College football is hardly the only sport to codify its own economic stratification. In 1992, the teams in the top flight of England’s soccer pyramid broke away from the national association to create the Premier League, a separately governed entity that could create its own more lucrative TV contracts. This has had the effect of cementing the dominance of teams that were rich and successful in 1992; Manchester United alone has won the title in half of the Premier League’s 26 seasons. Only six teams have won the Premier League title; only one team, Blackburn Rovers, has been relegated after winning the title, and only two clubs, Manchester City and Leicester City, have won the title after having been relegated from the Premier League. Manchester City required the investment of the ruling family of Abu Dhabi, who have poured so much money into the club that the chairman of Italian giants Juventus claimed his family—who are not just normal rich folks, but so rich they own almost a third of Fiat Chrysler—did not have the means to compete. When Leicester City, who are owned by mere billionaires, climbed up from the second division to win the title in 2016, it was one of the greatest underdog feats in the history of team sports.

Each team in the Premier League gets a cut of TV revenue—a base payout, plus bonuses for finishing higher in the league table and having games broadcast on national TV. The 2016-17 Premier League champions, Chelsea, took home £150.8 million that year, while last-place Sunderland received £93.5 million. Unlike college football, English soccer features promotion and relegation, so Sunderland played the 2017-18 season in the EFL Championship, England’s second tier, where that season’s winners, Wolverhampton, received just £7.4 million from the league’s TV deal. That financial gap is compounded by the fact the top finishers in the EPL get to enter continental tournaments, the Champions League and Europa League, where they can earn more money in prizes and TV payouts. One major difference between professional soccer and college football is that some of the EPL and Champions League money eventually finds its way to the players in the form of wages, but the principle is the same.

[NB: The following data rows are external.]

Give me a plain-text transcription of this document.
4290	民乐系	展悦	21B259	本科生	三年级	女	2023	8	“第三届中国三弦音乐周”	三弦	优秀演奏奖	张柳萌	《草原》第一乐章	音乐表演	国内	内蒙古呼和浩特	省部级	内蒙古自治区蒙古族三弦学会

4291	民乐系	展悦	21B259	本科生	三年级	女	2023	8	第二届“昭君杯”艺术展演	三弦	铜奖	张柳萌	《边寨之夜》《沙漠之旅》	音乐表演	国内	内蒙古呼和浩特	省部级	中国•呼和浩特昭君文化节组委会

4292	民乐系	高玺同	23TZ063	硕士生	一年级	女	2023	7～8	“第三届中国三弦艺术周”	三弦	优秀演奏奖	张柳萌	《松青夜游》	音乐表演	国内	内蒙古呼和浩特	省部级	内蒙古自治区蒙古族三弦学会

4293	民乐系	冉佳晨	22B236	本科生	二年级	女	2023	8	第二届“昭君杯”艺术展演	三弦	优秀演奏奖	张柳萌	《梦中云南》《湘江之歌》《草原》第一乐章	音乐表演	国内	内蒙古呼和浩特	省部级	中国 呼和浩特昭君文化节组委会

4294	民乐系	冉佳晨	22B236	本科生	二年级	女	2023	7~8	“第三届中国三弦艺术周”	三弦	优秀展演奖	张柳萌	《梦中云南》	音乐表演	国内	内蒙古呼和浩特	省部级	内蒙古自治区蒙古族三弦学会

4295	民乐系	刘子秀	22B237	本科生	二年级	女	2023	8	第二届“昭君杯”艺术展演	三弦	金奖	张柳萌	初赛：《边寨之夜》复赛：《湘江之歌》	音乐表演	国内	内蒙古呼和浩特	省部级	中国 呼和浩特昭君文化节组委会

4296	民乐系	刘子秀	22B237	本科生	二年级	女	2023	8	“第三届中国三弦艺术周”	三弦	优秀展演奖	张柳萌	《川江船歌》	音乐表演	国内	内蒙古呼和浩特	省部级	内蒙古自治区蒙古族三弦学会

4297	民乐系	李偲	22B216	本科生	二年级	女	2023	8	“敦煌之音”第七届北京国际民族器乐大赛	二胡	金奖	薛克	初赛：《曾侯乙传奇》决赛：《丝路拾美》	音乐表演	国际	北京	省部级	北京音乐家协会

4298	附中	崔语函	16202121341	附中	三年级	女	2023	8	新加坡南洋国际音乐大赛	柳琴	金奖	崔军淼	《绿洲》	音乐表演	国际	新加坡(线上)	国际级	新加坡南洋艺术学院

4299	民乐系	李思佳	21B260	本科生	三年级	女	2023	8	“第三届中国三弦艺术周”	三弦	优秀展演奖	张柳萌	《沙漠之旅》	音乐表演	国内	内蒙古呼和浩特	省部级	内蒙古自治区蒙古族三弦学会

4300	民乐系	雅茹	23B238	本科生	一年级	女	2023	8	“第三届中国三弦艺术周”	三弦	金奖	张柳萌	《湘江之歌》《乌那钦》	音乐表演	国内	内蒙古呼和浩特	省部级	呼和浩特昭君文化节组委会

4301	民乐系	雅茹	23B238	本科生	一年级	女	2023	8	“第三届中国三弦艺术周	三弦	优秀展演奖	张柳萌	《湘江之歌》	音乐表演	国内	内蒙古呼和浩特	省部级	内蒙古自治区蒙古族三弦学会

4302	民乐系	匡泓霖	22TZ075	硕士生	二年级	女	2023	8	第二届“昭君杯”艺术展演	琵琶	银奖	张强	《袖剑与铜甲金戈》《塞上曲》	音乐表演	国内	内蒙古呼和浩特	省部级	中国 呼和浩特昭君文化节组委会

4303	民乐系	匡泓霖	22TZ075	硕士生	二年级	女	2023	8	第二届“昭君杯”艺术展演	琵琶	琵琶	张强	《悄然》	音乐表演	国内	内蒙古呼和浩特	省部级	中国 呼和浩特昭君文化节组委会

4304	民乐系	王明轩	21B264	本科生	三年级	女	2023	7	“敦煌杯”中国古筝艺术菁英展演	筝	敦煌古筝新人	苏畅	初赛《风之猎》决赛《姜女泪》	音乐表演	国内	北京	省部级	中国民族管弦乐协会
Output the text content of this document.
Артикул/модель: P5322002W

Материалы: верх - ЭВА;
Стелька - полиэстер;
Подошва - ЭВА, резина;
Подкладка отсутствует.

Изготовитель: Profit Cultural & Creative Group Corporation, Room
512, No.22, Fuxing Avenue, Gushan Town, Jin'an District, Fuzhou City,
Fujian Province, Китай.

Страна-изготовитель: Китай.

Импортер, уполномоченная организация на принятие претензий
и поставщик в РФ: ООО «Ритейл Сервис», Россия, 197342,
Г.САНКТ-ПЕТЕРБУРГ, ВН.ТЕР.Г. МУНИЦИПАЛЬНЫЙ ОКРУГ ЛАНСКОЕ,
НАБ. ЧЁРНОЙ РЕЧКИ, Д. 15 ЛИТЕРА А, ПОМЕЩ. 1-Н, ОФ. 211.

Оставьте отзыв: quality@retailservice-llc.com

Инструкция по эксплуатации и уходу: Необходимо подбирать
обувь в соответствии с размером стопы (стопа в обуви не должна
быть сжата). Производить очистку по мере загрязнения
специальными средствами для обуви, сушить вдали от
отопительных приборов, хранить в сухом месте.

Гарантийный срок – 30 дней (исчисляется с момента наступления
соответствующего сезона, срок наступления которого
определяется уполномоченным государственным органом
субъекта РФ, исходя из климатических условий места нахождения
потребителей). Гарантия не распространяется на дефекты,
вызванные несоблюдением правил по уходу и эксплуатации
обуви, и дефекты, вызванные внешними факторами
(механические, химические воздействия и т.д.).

At least Wolves get a chance to test their mettle against their league’s top clubs this year; it is possible, as Leicester City showed, for a traditional outsider to catch lightning in a bottle. The CFP protects Power Five teams from the risk of such an indignity. UCF isn’t the first Group of Five or mid-major team to be denied its chance at a title—Boise State, TCU, Houston, and Hawaii have all been shut out of either the CFP or BCS title picture—and it won’t be the last until the Power Five schools start running the system the way they claim to be.

If UCF beats three-loss LSU in the Fiesta Bowl, the Knights ought to claim another national championship this season. And another next year, and every year until Bama stops ducking them.